The obvious frontrunner in the race to become man’s best therapist is, of course, man’s best friend. Dogs have come to our aid in many ways: guide dogs, guard dogs, bomb sniffer dogs – they’ve even been found to detect cancer. It’s only quite recently, however, that dogs’ therapeutic value has been recognised – the first therapy dog is said to have been Smoky the Yorkshire Terrier in 1944. This charming little canine helped to raise the spirits of wounded American soldiers fighting the Japanese in the Pacific and even pulled a communications cable through a tunnel, meaning that troops didn’t have to lay it in open ground under enemy fire, saving countless lives.

Studies have  shown that the presence of or interaction with a dog, especially a subject’s own pet dog, produces oxytocin in the brain, also known as the ‘happy hormone’. While this is not news for dog people, this effect goes far deeper, and has more significant effects, than just feeling happier – it could make you feel better. Oxytocin has a role in reducing stress, lowering blood pressure, improving heart health and can even aid in mental health issues such as depression. In other words, animals are thought to aid the process of healing.Dogs are among the most common animals used for therapy, and they’re trained through organisations like Pets As Therapy (PAT) to provide emotional support in elderly homes, hospitals, hospices and schools.

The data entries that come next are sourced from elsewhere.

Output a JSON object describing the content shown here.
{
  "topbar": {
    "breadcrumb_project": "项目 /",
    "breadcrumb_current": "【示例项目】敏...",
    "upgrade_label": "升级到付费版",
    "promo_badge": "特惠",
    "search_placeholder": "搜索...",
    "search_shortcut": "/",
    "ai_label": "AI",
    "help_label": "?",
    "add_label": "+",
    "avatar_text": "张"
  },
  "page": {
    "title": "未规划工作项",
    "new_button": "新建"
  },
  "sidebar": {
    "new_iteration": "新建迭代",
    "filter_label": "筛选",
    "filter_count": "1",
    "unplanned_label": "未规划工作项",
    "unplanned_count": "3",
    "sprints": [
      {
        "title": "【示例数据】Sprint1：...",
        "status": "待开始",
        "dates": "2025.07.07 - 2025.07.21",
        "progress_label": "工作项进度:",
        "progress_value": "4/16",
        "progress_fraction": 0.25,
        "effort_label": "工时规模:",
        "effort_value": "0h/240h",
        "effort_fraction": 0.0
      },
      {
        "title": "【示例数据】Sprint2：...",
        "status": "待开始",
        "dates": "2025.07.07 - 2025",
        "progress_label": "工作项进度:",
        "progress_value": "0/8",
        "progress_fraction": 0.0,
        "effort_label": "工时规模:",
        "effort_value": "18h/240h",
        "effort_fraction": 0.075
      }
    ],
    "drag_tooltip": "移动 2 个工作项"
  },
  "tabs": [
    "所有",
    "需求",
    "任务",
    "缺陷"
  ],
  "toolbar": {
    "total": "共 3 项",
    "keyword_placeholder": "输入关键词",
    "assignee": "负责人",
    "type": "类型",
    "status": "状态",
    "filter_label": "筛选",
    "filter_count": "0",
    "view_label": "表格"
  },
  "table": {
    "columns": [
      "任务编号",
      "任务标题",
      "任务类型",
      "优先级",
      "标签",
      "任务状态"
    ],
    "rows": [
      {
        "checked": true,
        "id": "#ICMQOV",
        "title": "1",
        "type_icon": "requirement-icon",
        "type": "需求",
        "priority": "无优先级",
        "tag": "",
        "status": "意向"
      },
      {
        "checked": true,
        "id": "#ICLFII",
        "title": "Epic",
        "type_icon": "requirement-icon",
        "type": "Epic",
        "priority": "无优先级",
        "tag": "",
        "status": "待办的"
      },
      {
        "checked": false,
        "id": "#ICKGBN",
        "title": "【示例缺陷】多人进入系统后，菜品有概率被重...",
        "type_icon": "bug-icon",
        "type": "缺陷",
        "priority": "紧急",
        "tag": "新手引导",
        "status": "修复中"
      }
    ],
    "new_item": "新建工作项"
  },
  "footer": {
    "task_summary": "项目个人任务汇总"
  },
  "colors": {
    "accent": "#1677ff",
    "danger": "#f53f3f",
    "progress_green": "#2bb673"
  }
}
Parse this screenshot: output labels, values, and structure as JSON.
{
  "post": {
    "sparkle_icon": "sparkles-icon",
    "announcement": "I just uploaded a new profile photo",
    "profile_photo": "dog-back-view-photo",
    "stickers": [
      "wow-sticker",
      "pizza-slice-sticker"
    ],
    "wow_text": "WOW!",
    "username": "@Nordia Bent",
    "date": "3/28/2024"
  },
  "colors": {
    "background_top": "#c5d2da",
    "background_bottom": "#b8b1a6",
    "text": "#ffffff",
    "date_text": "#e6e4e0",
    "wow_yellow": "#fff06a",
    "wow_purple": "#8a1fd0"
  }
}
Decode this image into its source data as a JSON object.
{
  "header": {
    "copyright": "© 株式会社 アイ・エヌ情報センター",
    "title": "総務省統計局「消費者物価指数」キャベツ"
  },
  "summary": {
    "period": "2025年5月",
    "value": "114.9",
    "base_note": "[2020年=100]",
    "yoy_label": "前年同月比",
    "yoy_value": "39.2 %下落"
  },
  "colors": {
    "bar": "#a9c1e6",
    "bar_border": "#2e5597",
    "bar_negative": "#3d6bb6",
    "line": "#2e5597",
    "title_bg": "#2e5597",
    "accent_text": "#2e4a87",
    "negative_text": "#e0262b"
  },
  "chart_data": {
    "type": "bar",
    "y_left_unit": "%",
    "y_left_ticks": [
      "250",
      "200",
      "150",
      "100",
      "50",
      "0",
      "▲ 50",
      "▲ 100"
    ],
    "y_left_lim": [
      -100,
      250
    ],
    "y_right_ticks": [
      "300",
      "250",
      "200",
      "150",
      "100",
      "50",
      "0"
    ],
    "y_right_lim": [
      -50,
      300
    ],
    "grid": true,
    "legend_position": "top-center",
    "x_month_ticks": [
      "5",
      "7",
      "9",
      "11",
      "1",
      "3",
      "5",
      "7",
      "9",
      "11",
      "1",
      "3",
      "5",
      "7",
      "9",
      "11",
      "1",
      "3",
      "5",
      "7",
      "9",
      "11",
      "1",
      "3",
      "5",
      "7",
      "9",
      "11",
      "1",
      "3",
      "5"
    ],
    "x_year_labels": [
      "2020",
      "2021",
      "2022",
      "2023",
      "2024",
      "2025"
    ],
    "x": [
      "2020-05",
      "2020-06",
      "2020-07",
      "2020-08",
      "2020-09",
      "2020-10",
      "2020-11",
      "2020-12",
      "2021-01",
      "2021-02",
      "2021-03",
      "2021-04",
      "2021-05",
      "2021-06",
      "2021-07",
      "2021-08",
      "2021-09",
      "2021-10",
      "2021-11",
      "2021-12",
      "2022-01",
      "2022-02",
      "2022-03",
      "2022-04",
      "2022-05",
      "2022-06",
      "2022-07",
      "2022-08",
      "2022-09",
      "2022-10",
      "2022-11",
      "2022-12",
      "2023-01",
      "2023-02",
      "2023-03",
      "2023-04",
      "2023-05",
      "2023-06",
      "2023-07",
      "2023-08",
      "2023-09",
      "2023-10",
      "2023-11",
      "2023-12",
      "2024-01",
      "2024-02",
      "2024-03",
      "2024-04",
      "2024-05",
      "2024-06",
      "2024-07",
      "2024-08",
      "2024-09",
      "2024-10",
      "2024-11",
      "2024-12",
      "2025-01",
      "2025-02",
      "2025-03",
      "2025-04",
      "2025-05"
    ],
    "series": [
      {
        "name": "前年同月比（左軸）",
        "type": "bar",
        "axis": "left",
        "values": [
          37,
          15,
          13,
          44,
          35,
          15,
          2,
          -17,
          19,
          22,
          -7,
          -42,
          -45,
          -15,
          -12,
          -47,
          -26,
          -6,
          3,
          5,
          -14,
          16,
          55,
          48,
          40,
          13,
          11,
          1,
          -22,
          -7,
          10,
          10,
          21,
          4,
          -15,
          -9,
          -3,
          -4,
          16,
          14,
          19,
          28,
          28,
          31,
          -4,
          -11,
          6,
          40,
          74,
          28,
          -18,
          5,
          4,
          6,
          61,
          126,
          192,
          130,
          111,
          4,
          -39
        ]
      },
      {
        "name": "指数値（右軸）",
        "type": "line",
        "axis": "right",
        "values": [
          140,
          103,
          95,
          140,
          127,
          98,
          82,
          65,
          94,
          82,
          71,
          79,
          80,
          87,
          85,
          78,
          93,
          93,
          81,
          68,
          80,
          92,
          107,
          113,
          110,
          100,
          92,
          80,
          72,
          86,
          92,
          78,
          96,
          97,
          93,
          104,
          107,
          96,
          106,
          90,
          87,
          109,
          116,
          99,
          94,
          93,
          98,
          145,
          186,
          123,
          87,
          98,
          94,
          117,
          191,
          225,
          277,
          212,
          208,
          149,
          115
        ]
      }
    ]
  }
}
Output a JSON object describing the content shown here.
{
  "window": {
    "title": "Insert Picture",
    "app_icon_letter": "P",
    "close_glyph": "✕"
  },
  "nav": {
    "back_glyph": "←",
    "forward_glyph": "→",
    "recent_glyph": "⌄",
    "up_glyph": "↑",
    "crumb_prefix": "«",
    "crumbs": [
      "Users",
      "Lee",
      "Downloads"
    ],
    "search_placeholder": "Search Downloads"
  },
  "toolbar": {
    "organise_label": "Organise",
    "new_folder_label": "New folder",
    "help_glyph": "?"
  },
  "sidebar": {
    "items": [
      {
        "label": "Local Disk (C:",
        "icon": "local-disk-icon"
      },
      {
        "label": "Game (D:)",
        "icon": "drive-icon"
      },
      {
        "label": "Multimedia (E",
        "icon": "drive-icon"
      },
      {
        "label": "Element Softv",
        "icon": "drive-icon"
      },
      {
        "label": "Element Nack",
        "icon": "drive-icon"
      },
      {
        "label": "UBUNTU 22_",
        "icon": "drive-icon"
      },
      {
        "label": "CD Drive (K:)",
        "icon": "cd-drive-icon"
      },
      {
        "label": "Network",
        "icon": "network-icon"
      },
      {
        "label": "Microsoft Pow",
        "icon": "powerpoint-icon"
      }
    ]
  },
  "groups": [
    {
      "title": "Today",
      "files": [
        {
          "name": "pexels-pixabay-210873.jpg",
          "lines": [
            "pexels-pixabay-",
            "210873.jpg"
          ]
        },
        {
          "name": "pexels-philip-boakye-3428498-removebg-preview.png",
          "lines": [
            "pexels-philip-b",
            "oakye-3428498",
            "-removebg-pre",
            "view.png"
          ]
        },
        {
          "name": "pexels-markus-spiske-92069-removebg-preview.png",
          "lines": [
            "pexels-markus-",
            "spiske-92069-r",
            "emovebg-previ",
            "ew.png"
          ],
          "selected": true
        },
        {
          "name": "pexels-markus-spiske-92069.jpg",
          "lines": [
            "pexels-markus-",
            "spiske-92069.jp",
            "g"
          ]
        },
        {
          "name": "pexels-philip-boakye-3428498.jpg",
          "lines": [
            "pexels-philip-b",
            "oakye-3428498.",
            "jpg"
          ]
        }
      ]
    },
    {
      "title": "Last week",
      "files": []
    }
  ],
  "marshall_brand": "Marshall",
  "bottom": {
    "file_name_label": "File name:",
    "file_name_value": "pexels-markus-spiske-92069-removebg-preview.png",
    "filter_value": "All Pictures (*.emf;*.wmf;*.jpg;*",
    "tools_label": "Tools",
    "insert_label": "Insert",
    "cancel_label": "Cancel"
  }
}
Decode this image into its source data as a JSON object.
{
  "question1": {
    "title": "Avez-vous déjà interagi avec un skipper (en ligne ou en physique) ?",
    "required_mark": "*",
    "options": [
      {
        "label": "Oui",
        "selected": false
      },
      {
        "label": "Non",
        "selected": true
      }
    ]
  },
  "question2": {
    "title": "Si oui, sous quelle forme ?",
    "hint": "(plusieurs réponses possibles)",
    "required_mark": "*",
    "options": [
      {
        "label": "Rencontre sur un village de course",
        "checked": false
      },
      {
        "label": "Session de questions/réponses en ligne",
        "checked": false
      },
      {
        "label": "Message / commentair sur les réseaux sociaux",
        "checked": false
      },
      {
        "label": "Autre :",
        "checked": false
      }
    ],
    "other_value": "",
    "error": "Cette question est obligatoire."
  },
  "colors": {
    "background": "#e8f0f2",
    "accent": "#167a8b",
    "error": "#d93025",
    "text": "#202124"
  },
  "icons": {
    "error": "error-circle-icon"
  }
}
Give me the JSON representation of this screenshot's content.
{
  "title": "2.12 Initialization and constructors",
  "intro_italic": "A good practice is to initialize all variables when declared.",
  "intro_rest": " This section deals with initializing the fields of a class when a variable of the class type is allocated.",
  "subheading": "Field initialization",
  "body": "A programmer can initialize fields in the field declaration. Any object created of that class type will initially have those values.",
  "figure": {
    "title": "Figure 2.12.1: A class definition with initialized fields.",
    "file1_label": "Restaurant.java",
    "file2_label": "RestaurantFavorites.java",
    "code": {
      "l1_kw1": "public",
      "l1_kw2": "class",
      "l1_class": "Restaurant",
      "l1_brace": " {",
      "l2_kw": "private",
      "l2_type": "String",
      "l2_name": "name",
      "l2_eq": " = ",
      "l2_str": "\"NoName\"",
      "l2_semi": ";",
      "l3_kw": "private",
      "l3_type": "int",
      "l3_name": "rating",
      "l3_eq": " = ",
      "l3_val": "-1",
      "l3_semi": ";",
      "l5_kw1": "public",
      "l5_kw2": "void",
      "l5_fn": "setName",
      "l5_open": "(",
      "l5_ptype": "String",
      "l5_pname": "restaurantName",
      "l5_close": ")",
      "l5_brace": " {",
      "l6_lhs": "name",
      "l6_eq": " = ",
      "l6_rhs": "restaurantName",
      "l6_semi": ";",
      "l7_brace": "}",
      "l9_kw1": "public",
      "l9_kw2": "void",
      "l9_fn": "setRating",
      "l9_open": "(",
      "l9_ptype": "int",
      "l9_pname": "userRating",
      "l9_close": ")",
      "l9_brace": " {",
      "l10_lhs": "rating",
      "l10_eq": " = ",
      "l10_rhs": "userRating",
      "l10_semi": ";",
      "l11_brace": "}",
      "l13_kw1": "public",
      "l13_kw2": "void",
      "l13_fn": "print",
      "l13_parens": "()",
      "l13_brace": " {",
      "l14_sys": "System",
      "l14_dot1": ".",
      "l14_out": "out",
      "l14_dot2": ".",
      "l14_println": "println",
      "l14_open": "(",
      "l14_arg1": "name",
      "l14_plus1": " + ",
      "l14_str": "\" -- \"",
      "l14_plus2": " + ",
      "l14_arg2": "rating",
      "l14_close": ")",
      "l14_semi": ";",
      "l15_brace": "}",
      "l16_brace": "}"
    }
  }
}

While all therapy dogs should undergo training of some kind, other dogs have a natural way of comforting patients, or, through some rather unfortunate coincidence, of showing people that their handicap does not have to limit them. One example is Smiley, a fluffy golden retriever with all the endearing qualities you expect from a retriever: patience, playfulness, affection and intelligence. You name it, Smiley can do it, apart from actually retrieving, as Smiley was born without eyes as the result of cruel breeding malpractice in a puppy farm. But that doesn’t stop Smiley from trying. With a permanent spring in his step and a wag in his tail, this dog shows children that a disability does not have to stop you doing what you love.